In the morning, ask yourself: "Who and what am I going to let aboard the ark of my heart today?" In the evening, review your day, warmly greeting all your loves.

The Buddhist teacher Thich Nhat Hanh suggests two mantras that can be spoken by those in intimate relationships. One partner says, "Darling, I am here for you." The other responds, "I know you are there, and I am very happy."

Try the Quaker practice of "holding someone in the light" by visualizing that person in the circle of God's love and presence.

Love is the spiritual prescription to counter the personal problem of fear. Rent the video Defending Your Life. After an accident, Daniel (Albert Brooks) finds himself in a place called Judgment City where he watches episodes from his life projected on a screen. He sees how constant anxiety has ruled his behavior and prevented him from being able to have meaningful relationships. Then he meets Julia (Meryl Streep), a radiant and confident woman, and he gets another chance to move from fear to love.
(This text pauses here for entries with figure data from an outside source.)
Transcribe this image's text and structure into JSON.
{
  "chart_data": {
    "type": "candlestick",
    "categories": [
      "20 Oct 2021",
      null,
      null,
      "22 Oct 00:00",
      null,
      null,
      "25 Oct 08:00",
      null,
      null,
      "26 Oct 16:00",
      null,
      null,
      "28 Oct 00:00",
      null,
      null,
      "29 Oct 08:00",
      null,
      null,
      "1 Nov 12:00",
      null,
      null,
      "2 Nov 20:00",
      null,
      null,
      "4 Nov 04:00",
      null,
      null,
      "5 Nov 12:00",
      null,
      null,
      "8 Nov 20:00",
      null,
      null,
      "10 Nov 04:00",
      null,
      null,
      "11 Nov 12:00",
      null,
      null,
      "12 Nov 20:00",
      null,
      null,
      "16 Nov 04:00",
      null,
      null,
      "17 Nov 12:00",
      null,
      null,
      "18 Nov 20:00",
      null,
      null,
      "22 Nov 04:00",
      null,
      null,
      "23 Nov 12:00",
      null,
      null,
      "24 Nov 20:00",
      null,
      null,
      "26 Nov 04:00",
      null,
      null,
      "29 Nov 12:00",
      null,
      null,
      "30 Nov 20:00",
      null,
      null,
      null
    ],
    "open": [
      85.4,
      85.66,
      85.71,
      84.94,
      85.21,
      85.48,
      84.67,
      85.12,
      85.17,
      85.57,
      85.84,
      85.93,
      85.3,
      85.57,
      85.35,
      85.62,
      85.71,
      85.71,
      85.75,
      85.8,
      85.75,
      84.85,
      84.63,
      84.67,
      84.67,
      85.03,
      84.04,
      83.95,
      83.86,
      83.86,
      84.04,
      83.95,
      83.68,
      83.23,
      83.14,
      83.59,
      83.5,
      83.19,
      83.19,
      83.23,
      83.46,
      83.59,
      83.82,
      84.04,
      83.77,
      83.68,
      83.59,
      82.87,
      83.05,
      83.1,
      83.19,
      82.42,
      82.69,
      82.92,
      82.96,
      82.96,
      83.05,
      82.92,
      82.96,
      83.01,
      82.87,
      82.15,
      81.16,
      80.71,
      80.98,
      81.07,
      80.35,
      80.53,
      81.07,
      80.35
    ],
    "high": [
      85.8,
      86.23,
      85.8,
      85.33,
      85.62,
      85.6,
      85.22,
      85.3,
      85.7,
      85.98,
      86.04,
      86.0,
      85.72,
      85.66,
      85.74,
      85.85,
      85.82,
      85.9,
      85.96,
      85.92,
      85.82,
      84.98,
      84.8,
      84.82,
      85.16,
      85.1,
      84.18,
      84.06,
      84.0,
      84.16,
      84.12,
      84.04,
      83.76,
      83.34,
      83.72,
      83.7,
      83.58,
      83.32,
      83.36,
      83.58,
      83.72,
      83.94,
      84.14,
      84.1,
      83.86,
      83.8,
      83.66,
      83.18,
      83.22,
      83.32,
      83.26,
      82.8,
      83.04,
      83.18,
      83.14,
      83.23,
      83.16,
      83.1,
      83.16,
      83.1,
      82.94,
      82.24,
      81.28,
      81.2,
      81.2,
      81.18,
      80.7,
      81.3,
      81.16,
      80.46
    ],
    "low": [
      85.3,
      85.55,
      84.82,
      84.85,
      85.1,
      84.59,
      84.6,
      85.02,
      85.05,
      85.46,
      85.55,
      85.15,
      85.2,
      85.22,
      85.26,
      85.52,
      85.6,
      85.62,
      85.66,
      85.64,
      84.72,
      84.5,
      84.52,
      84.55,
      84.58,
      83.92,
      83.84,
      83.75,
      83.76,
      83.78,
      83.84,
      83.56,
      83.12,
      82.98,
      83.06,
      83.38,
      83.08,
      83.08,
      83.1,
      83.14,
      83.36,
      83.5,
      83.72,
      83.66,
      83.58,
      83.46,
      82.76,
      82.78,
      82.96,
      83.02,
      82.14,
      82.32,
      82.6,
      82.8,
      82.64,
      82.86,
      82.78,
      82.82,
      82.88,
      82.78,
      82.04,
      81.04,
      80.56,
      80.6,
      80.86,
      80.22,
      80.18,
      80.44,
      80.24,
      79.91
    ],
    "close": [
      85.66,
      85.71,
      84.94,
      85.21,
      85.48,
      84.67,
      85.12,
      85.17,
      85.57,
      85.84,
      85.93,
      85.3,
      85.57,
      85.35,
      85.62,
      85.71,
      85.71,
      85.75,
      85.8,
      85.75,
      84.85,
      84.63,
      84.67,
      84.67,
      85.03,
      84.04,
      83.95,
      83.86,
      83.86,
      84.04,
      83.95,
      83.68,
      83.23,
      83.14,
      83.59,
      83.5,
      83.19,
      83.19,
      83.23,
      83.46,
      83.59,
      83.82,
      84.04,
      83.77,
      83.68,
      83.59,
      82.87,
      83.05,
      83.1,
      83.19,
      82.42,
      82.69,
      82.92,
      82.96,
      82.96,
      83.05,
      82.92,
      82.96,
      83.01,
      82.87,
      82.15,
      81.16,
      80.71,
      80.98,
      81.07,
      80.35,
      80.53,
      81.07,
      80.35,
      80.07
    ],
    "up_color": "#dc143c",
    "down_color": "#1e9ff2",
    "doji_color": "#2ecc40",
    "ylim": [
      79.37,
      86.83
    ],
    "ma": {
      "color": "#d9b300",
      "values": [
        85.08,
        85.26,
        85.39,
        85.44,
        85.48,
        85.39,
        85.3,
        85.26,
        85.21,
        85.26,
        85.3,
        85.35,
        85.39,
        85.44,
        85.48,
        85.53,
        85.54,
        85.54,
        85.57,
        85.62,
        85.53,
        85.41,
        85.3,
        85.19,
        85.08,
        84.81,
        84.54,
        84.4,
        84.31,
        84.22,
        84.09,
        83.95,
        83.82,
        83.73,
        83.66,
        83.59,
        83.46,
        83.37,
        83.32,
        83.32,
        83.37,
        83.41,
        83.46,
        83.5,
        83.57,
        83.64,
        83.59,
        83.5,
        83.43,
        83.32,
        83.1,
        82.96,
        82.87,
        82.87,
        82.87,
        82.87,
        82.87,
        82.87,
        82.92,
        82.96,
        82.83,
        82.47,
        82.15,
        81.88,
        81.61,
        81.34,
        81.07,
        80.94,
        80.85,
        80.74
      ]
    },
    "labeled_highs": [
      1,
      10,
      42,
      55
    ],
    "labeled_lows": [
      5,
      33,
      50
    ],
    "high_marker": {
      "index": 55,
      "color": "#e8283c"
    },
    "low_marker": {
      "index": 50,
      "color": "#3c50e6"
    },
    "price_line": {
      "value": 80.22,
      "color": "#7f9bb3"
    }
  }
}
The rose was called the "queen of the flowers" by the Greek poet Sappho. It is known as an herb of love. Take time to smell the roses today, or use some rose essential oil for aromatherapy.

Go to the library or a bookstore and get a book of art by Marc Chagall. Take a long look at the deliciousness of romantic love as portrayed in the painting The Birthday. A man floats in a room after greeting his future bride with a kiss and a bouquet of flowers.

Create an audiotape of some of your favorite love songs, and give it to your partner.

According to Rabbi David Cooper, love is based on a desire for completion — "to be whole, to be in harmony, to be connected, and to be free." As a Valentine's entry in your journal, write about what completes you. It does not have to be a person; it could be your work, an experience in nature, a hobby, or something else.